Perdón por insistir con la comparación inicial, pero en las biopics basadas en personajes conocidos estamos esperando el momento en que el protagonista se destaca en aquello por lo que mereció una película en primera instancia. Esperamos que Bob Marley componga su primera canción. Esperamos que J Robert Oppenheimer construya su primera bomba atómica. Si leímos la sinopsis oficial o vimos el tráiler, sabemos que Tóth es un arquitecto visionario con pasado en la Bauhaus, y si no lo hicimos, comenzaremos a sospechar cuando elabore sus primeros muebles vanguardistas en el local del primo.

En medio de una banda sonora que romantiza (con indudable ironía) al Estados Unidos de mitad del siglo pasado, el personaje de Brody transita una espiral ascendente en la que se vuelve fundamental la familia Van Buren, unos millonarios con ínfulas filantrópicas con quienes Tóth termina embrollado. Su principal relación, la que mueve gran parte de la película y la más interesante (más incluso que la relación con su esposa), será con Harrison van Buren, interpretado por Guy Pearce.

Pearce, una de esas caras conocidas que no ha estado tan presente en los últimos años, construye al personaje más cautivador de El brutalista. De inmediato el patriarca de los (sociopáticos) Van Buren se convierte en el sparring intelectual que Tóth estaba precisando, aunque siempre quede claro que no pertenecen a los mismos círculos. El centro comunitario que el empresario pretende construir honrando a su fallecida madre es el motor de buena parte de la acción y cada interacción entre ambos, desde la más gratificante a la más horripilante, ayuda a que los 215 minutos corran a muy buen ritmo, considerando que son 215 minutos.

El director Corbet no busca convertirse en un tercer protagonista de la película, pero en numerosas ocasiones demuestra interés por ponerle pienso a lo que está contando, como evidencia (por ejemplo) el discurso a contraluz de Attila, o la forma en que cierra los planos en las escenas en las que hay más cantidad de personas. En otros momentos se ampara en el cliché, como cuando utiliza programas de radio que convenientemente mencionan el estado de las cosas y la fecha en la que transcurre la historia.

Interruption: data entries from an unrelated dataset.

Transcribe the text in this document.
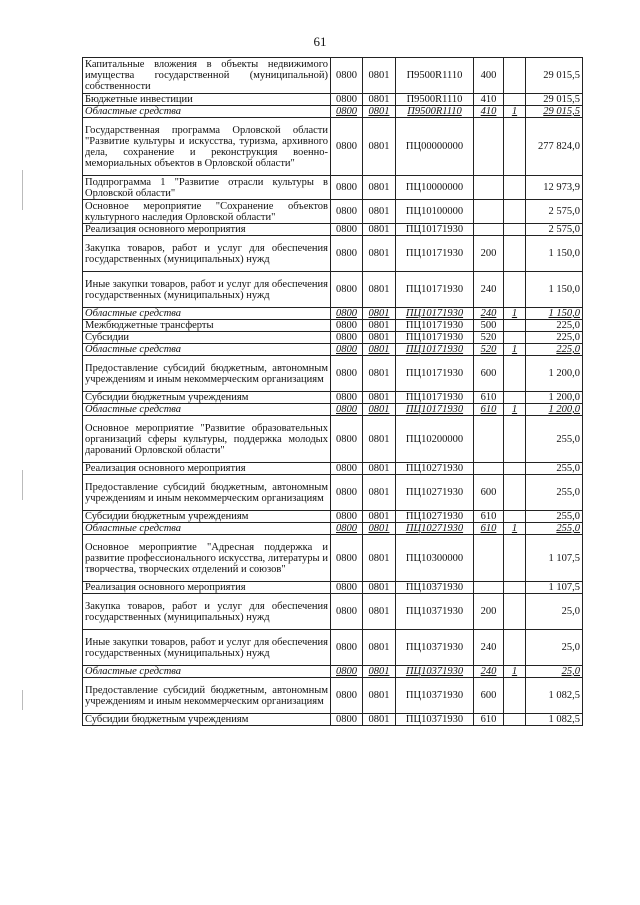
61
Капитальные вложения в объекты недвижимого имущества государственной (муниципальной) собственности	0800	0801	П9500R1110	400		29 015,5
Бюджетные инвестиции	0800	0801	П9500R1110	410		29 015,5
Областные средства	0800	0801	П9500R1110	410	1	29 015,5
Государственная программа Орловской области "Развитие культуры и искусства, туризма, архивного дела, сохранение и реконструкция военно-мемориальных объектов в Орловской области"	0800	0801	ПЦ00000000			277 824,0
Подпрограмма 1 "Развитие отрасли культуры в Орловской области"	0800	0801	ПЦ10000000			12 973,9
Основное мероприятие "Сохранение объектов культурного наследия Орловской области"	0800	0801	ПЦ10100000			2 575,0
Реализация основного мероприятия	0800	0801	ПЦ10171930			2 575,0
Закупка товаров, работ и услуг для обеспечения государственных (муниципальных) нужд	0800	0801	ПЦ10171930	200		1 150,0
Иные закупки товаров, работ и услуг для обеспечения государственных (муниципальных) нужд	0800	0801	ПЦ10171930	240		1 150,0
Областные средства	0800	0801	ПЦ10171930	240	1	1 150,0
Межбюджетные трансферты	0800	0801	ПЦ10171930	500		225,0
Субсидии	0800	0801	ПЦ10171930	520		225,0
Областные средства	0800	0801	ПЦ10171930	520	1	225,0
Предоставление субсидий бюджетным, автономным учреждениям и иным некоммерческим организациям	0800	0801	ПЦ10171930	600		1 200,0
Субсидии бюджетным учреждениям	0800	0801	ПЦ10171930	610		1 200,0
Областные средства	0800	0801	ПЦ10171930	610	1	1 200,0
Основное мероприятие "Развитие образовательных организаций сферы культуры, поддержка молодых дарований Орловской области"	0800	0801	ПЦ10200000			255,0
Реализация основного мероприятия	0800	0801	ПЦ10271930			255,0
Предоставление субсидий бюджетным, автономным учреждениям и иным некоммерческим организациям	0800	0801	ПЦ10271930	600		255,0
Субсидии бюджетным учреждениям	0800	0801	ПЦ10271930	610		255,0
Областные средства	0800	0801	ПЦ10271930	610	1	255,0
Основное мероприятие "Адресная поддержка и развитие профессионального искусства, литературы и творчества, творческих отделений и союзов"	0800	0801	ПЦ10300000			1 107,5
Реализация основного мероприятия	0800	0801	ПЦ10371930			1 107,5
Закупка товаров, работ и услуг для обеспечения государственных (муниципальных) нужд	0800	0801	ПЦ10371930	200		25,0
Иные закупки товаров, работ и услуг для обеспечения государственных (муниципальных) нужд	0800	0801	ПЦ10371930	240		25,0
Областные средства	0800	0801	ПЦ10371930	240	1	25,0
Предоставление субсидий бюджетным, автономным учреждениям и иным некоммерческим организациям	0800	0801	ПЦ10371930	600		1 082,5
Субсидии бюджетным учреждениям	0800	0801	ПЦ10371930	610		1 082,5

La primera mitad es la más interesante, quizás porque Felicity Jones en el papel de la recién llegada esposa, Erzsébet, no termina de estar a la altura de las circunstancias en un film en el que las mujeres (a veces a propósito, a veces no) quedan relegadas a articuladoras de la acción de los hombres. Además, su personaje abre más puertas o intenta profundizar en otras (la relación de Tóth con lo sexual, con la religión judía, con las adicciones) y por momentos terminan siendo demasiadas puertas en simultáneo.

El resultado final es bueno, aunque no explica tanta alharaca en la temporada de premios (en las nominaciones tampoco sobran los films que sean tanto mejores). Trata temas sumamente actuales con el punto justo de obviedad como para permitir a los espectadores llegar a conclusiones. La extensión no debería ser un obstáculo; más allá de asuntos de agenda, el trayecto será esperable, que no es lo mismo que cómodo, y al final descubriremos que la recompensa no estaba en el camino, sino en la meta. No me peguen a mí, péguenle a Tóth que es quien lo dice.

El brutalista, de Brady Corbet. Con Adrien Brody, Guy Pearce y Felicity Jones. 215 minutos. En cines.